DHCPv6 and MAC Address inclusion

Ted Lemon Ted.Lemon at nominum.com
Wed Jan 25 20:36:16 UTC 2012


On Jan 24, 2012, at 9:39 PM, perl-list wrote:
For subscriber identification.  We have the subscribers easily identified in DHCPv4.  Short of requiring them to authenticate themselves a second time, I am not seeing how we can identify them in DHCPv6 using their DHCPv4 "knownness"

Why is re-authenticating them bad?  Don't you need to do this whenever they change their hardware anyway?

If the MAC were there, how would that break things specifically counting on it?  Has the MAC address been deemed something evil?  We know they are going to continue to exist as long as devices continue to send ethernet frames...

No, the MAC address isn't evil, but if it could be assumed to be present in every DHCP message from a client, non-conforming implementations would start depending on it, and then DUID would stop working.   You have to understand that it is a rare implementor who reads specifications carefully.   Normally people just do an implementation that's what they thought they read, and then try it.   If everything out there has a MAC address option, you can be sure that implementations will appear that will use it as the sole identifier and will ignore the DUID and IAID.

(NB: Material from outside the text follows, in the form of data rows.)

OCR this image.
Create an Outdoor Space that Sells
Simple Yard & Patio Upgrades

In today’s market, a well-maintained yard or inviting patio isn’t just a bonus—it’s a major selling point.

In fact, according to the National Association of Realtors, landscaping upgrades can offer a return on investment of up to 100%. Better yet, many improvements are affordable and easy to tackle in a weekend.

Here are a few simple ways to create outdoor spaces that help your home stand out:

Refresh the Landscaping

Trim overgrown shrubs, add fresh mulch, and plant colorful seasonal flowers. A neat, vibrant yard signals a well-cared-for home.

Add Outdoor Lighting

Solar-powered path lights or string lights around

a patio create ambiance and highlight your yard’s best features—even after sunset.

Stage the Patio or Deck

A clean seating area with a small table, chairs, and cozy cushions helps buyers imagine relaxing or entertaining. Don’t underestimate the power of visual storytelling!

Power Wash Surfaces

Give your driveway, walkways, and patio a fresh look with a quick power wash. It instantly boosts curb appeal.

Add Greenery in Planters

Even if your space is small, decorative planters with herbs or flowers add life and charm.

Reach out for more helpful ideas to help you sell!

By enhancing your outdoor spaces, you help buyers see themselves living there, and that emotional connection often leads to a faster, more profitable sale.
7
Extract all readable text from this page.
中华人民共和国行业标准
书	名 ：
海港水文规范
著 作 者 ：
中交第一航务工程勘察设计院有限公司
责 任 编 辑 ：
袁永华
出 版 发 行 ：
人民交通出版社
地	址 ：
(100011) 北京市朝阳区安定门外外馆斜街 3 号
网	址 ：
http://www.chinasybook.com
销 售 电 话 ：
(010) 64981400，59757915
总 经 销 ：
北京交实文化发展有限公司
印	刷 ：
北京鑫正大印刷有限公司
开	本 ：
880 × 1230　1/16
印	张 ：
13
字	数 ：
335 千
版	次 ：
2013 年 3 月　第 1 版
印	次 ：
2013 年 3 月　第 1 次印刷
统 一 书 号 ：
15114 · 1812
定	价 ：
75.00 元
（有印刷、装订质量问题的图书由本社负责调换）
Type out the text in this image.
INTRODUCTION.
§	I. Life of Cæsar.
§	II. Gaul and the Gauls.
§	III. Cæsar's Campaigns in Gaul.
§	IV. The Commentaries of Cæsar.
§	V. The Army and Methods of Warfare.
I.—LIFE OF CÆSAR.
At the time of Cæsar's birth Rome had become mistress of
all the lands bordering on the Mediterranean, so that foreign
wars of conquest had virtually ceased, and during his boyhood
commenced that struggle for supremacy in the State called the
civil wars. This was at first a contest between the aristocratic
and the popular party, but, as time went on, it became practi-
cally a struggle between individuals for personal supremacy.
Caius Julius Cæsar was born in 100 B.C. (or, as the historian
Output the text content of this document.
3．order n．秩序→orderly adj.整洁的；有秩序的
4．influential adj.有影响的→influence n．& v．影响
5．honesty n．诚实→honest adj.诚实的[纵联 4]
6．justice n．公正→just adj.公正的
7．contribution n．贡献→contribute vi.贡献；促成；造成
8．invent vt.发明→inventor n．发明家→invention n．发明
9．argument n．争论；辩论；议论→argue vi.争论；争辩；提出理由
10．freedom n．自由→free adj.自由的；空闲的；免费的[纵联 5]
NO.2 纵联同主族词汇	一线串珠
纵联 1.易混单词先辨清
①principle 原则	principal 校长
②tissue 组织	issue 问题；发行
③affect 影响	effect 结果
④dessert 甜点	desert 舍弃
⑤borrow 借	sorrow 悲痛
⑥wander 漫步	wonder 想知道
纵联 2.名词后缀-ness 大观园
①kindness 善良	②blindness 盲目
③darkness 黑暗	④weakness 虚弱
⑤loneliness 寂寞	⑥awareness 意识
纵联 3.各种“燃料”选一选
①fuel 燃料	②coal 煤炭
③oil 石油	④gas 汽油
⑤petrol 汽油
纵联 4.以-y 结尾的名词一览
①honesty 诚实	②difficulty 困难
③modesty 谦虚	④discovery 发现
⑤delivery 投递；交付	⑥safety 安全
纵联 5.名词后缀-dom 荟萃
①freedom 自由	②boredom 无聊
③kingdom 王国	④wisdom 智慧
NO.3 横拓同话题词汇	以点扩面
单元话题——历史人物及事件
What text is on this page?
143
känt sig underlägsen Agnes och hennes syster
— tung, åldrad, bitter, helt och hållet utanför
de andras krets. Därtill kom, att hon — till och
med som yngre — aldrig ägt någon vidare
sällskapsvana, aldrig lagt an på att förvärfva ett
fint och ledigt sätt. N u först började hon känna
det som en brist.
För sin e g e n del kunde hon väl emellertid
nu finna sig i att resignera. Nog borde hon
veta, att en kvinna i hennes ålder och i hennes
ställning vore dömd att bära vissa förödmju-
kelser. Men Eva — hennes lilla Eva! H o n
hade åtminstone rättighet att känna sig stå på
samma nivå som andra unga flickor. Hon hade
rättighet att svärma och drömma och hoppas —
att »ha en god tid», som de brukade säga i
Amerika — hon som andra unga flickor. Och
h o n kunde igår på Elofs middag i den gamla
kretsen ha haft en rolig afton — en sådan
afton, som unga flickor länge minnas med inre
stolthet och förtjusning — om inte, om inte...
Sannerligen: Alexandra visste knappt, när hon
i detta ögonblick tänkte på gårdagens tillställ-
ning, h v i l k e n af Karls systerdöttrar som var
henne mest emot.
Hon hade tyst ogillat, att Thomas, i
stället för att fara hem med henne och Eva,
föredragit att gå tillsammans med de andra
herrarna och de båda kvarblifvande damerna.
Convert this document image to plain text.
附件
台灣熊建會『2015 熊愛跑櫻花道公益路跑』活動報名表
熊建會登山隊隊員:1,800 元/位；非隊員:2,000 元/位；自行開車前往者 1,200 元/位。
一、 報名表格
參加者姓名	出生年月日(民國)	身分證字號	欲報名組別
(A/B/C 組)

We could potentially track it down using the IP address, although in the case of some DSLAMS this may not be possible.

Doesn't the DSLAM send relay information?   Can't you identify the DSLAM from that?

Experience has shown that some clients do not implement the hostname as given by DHCPv4 (specifically, I believe, windows doesn't care about the hostname - as far as I have seen only MacOS and Linux cares about this option).

Windows was the first OS to use this option.   But perhaps they switched to using the client FQDN option instead?

Please understand - I wasn't advocating a return to NAT.  I was just lamenting that we ISPs are going to HAVE to use DHCPv6 is far as I can tell, at least for prefix delegation.  We MUST be able to correlate the identity of a client device or allocated subnet to a customer, at least in the USA.

Right, and you have the tools to do that.   What you are missing is the dual-stack tool that allows you to correlate the DHCPv4 client to the DHCPv6 client, because (AFAIK) nobody's ever implemented RFC 4361.

I am most certainly experiencing as you say FUD mostly because I am attempting to setup a test environment showing how we could move ahead with DHCPv6 rollout ahead of the coming IP exhaustion in 2013.  The state of things currently have left me scratching my head and adding to the baldness.  I am able to lease IP addresses and delegate prefixes easily enough.  I have not been able to find some predictable piece of information, even in packet dumps, that could be used to correlate devices to subscribers consistently in DHCPv6.

The DUID is required to be stable.   If you're not seeing stable DUIDs from clients, those clients are not implementing RFC3315.

We have an employee who goes to NANOG and ARIN meetings.  All of the administrators that he has run into that are actually doing something with IPv6 are not doing so for end users quite yet.  Most of them have test environments running , or are providing DHCPv6 on a non-hostile network.  The vast majority are doing DHCPv6 (or - egads - SLAAC) directly from the router in an anonymous way.  This obviously will not work in a hostile environment such as an ISP.

Most ISPs use relay id options to identify the CPE, not MAC addresses.   CableLabs, Broadband Forum and 3GPP all have specifications for how this works.